The woman running the drinks in the bar was barely wearing a thing. A see through sheath over her g -string and a crossover bra top that only covered her nipples. I had asked the bar tender earlier why he didn’t have to wear something that showed his bits. His response was “Why? Do you want me to?” followed by “If it helps you, I’m not wearing any underwear. Do you want to see?” It seems that in Las Vegas sex sells. And it sells everything.
Like all BFK wearers, it’s not usually our alluring bodies we use to hook the men in. We don’t wear g-strings and stockings, deliver drinks in white bikinis or wear strategically placed lace. We make them laugh and it seemed that if that was what I was relying on to meet people in Las Vegas- well I was shit out of luck. I spent the first day and a half just trying to see. Trying to work out which way was up and not to be blinded by the lights, the bling and the sheer mass of people. The whole place was so overwhelming I was concerned that I’d never surface from the mass and that I’d be lost for days.
So, I let go. I decided so what if I have a drink in the morning and walk down the street. Everyone else is. So what if I pull up a seat at the bar and sit next to a lady I thought I could chat to but who turned out to be a prostitute and so what if I just started conversations with random drunk strangers.
My Las Vegas, which was incredibly fun, is owed to four people. Will the barman, who laughed at my jokes, made me suck whipped cream from straws (again sorry Mum), who told me I was the sexiest thing in the world even though a half naked woman sat not three feet from me.
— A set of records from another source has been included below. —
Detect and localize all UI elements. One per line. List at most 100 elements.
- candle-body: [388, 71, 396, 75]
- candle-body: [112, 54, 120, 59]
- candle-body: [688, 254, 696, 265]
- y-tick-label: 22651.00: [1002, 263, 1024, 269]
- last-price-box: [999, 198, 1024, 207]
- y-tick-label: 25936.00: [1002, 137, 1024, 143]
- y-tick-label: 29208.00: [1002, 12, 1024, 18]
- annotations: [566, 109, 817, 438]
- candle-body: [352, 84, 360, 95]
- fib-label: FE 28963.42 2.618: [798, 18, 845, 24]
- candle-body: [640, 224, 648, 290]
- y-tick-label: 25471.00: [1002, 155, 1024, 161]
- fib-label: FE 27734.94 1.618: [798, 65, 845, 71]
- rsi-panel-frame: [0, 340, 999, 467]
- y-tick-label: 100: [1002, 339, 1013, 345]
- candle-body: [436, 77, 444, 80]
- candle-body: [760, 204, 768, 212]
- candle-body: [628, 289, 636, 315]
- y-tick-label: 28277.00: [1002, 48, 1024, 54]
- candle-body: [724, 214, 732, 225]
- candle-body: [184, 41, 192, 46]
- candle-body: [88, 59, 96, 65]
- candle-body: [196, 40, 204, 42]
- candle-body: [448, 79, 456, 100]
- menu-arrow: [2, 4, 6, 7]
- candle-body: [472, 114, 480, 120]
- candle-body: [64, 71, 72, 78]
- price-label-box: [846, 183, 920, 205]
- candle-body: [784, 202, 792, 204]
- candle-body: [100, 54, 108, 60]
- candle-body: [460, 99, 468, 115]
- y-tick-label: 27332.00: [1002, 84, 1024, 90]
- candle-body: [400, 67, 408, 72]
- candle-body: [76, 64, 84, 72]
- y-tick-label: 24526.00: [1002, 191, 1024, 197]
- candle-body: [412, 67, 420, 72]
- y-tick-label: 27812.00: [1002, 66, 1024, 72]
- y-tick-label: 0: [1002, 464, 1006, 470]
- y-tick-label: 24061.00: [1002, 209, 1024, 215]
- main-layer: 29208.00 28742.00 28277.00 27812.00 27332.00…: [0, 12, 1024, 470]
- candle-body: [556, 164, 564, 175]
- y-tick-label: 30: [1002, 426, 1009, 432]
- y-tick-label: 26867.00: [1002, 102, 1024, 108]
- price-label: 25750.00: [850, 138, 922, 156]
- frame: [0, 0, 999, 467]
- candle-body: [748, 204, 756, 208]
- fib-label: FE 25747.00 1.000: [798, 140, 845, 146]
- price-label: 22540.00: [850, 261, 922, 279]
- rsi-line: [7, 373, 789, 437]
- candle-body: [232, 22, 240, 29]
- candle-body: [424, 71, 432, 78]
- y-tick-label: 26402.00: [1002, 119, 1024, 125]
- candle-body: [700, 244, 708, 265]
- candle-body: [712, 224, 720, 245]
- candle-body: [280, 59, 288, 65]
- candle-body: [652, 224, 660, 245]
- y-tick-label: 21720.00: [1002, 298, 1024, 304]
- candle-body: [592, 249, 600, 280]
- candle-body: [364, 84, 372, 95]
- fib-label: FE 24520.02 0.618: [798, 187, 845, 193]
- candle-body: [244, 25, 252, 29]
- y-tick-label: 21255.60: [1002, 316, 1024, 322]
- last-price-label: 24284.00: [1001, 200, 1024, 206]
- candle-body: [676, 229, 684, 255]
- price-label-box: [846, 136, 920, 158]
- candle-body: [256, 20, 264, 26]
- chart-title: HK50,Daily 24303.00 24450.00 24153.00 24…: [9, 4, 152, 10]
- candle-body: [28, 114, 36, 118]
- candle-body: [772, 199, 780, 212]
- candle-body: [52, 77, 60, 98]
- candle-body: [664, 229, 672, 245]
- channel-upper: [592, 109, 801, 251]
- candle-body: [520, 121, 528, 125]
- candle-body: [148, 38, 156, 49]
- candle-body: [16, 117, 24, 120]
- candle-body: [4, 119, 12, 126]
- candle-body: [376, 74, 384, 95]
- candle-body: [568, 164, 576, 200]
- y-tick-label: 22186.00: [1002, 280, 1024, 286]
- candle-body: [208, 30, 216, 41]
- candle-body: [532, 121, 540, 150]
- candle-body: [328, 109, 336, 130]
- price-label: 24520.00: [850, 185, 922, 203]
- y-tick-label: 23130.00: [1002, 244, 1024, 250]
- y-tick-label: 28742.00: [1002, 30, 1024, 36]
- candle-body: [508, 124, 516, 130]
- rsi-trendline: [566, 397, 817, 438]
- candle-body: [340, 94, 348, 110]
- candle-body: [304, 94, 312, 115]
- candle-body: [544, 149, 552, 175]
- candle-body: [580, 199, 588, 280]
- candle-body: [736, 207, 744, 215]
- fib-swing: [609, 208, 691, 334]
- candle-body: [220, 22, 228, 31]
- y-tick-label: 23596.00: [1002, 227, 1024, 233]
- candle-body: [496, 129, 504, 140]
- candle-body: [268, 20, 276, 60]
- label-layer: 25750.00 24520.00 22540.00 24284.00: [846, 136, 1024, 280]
I know it’s his job to flirt but he did it well and made me feel like I was just as hot as the women with legs to their armpits and lace lap laps.
Magdalena, Casey and Auston from Michigan are the other three. On a night time excursion to Fremont street, the old strip, the one Frank Sinatra walked down, I found myself in a piano bar on my own at midnight. I’d been there a little while when a very young, very good looking tattooed young man sat beside me and said “What are you doing in a place like this all by yourself?” With shots, more vodka, some open mic singing at the piano (He was good and a little bit flirty… that helped. Why is it when a boy sings to you, you really don’t care about anything else?) – I was laughing in no time. I had forgotten about the awkward solo dance of the hour before and was now someone who let 25 year old boys flirt with her.
Vegas may be a feast for the eyes but it turns out it’s just that. It’s all about the looking. Cause if you want to touch – you got to pay. So while I may have started out a little downtrodden about the amount of flesh on display and my shortcomings – it turns out I just didn’t need the tips like they did and that I am funny enough even with my clothes on.